When I set the output to stdout, Logtash correctly parses through my log and updates the @timestamp to my logtime field (like below).

{
"request" => "/XXXXX-XXX/vX/logout",
"anothernumber" => "X",
"offset" => XXXXXXX,
"input_type" => "log",
"verb" => "XXX",
"source" => "/XXX/XXX/XXX/awsLogs.log",
"someothernumber" => "X",
"message" => "XXX.XXX.XXX.XXX, XXX.XX.XXXX.XX, XXX.X.XXX.XX - [ auth : no-auth | correlation-id : XXX-XXXX | remote-addr : XX.XXX.XX.XXX | request_method : XXX | request_resource : XXXX | service_name : XXXX-XX ] [02/Jun/2017:16:42:14 +0000] "XXX /XXX-XXX/vX/logout?redirectUrl=https%3A%2F%2Fapp.hubspot.com%2Flogin&loggedout=true HTTP/1.0" 307 0 0 0",
"type" => "log",
"IPs" => "XX.XXX.XX.XXX, XXX.XX.XXX.XX, XXX.X.XXX.XX",
"tags" => [
[0] "beats_input_codec_plain_applied"
],
"@timestamp" => 2017-06-02T16:42:14.000Z,
...
"host" => "ip-XX-XXX-XXX-XX",
"httpversion" => "X.X",
"logtime" => "02/Jun/2017:16:42:14 +0000"
}

However, when I make the output go to my Elasticsearch (uncomment the line in my configuration file), my log message loses a particular field, the key-value pairs are not parsed, and Kibana displays that there has been a "_grokparsefailure".

Please let me know if anyone has any resolution to this issue!

If we can't see the text that fails the grok filter I don't see how we could help. The fact that the grok filter succeeds for a different string isn't very relevant.

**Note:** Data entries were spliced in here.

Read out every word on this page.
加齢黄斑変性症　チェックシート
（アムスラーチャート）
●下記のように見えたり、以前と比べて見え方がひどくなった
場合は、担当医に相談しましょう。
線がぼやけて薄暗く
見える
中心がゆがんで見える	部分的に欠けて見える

Please format your configuration as preformatted text so backslashes etc aren't mangled.

1 Like

Hey magnusbaeck,

Sorry for the confusion! Here is my Logstash configuration as preformatted text:
input { beats { port => "5043" } } filter { grok { match => ["message", '%{GREEDYDATA:IPs} - \[ %{GREEDYDATA:auth_message} \] \[%{HTTPDATE:logtime}\] \"%{WORD:verb} %{NOTSPACE:request}(?: HTTP/%{NUMBER:httpversion})\" %{NUMBER:response} (?:%{NUMBER:bytes}|-) %{NUMBER:anothernumber} %{NUMBER:someothernumber}'] } date { match => ["logtime", "dd/MMM/yyyy:HH:mm:ss Z"] } kv { source => "auth_message" value_split => ":" } } output { stdout { codec => rubydebug } }

Additionally, here is a sample log line that I am working with:
1.2.3.4, 5.6.7.8 - [ auth : non-auth | auth-level : app | correlation-id : 12312-bd12-41238-8asfd-13rdsfaf | hub-id : 101 | login-id : bshrestha@email.com-596 | remote-addr : 1.2.3.4 | request_method : bypassLogin | request_resource : BypassResource | service_name : Login-mobile | user : true | user-id : 12444212556 ] [02/Jun/2017:16:07:39 +0000] "POST /login/v2/ HTTP/1.0" 401 122 12 12

If I set the output of my logstash configuration file as:
stdout { codec => rubydebug }
Then, the key-value pairs I want are correctly parsed and the Logstash timestamp is updated to the actual log's time. Below is a shortened down version of what I see in stdout:

{
"request" => "/XXXXX-XXX/vX/logout",
"anothernumber" => "X",
"offset" => XXXXXXX,
"input_type" => "log",
"verb" => "XXX",
"source" => "/XXX/XXX/XXX/awsLogs.log",
"someothernumber" => "X",
"message" => "XXX.XXX.XXX.XXX, XXX.XX.XXXX.XX, XXX.X.XXX.XX - [ auth : no-auth | correlation-id : XXX-XXXX | remote-addr : XX.XXX.XX.XXX | request_method : XXX | request_resource : XXXX | service_name : XXXX-XX ] [02/Jun/2017:16:42:14 +0000] "XXX /XXX-XXX/vX/logout?redirectUrl=https%3A%2F%2Fapp.hubspot.com%2Flogin&loggedout=true HTTP/1.0" 307 0 0 0",
"type" => "log",
"IPs" => "XX.XXX.XX.XXX, XXX.XX.XXX.XX, XXX.X.XXX.XX",
"tags" => [
[0] "beats_input_codec_plain_applied"
],
"@timestamp" => 2017-06-02T16:42:14.000Z,
...
"host" => "ip-XX-XXX-XXX-XX",
"httpversion" => "X.X",
"logtime" => "02/Jun/2017:16:42:14 +0000"
}

However, when I make the output of my Logtash to:
elasticsearch { hosts => ["localhost:9200"] }
Then, my key-value pairs are not correctly parsed, a part of my log message is emitted and my timestamp does not update the Logstash's @timestamp (see the screenshot of my Kibana as a reference).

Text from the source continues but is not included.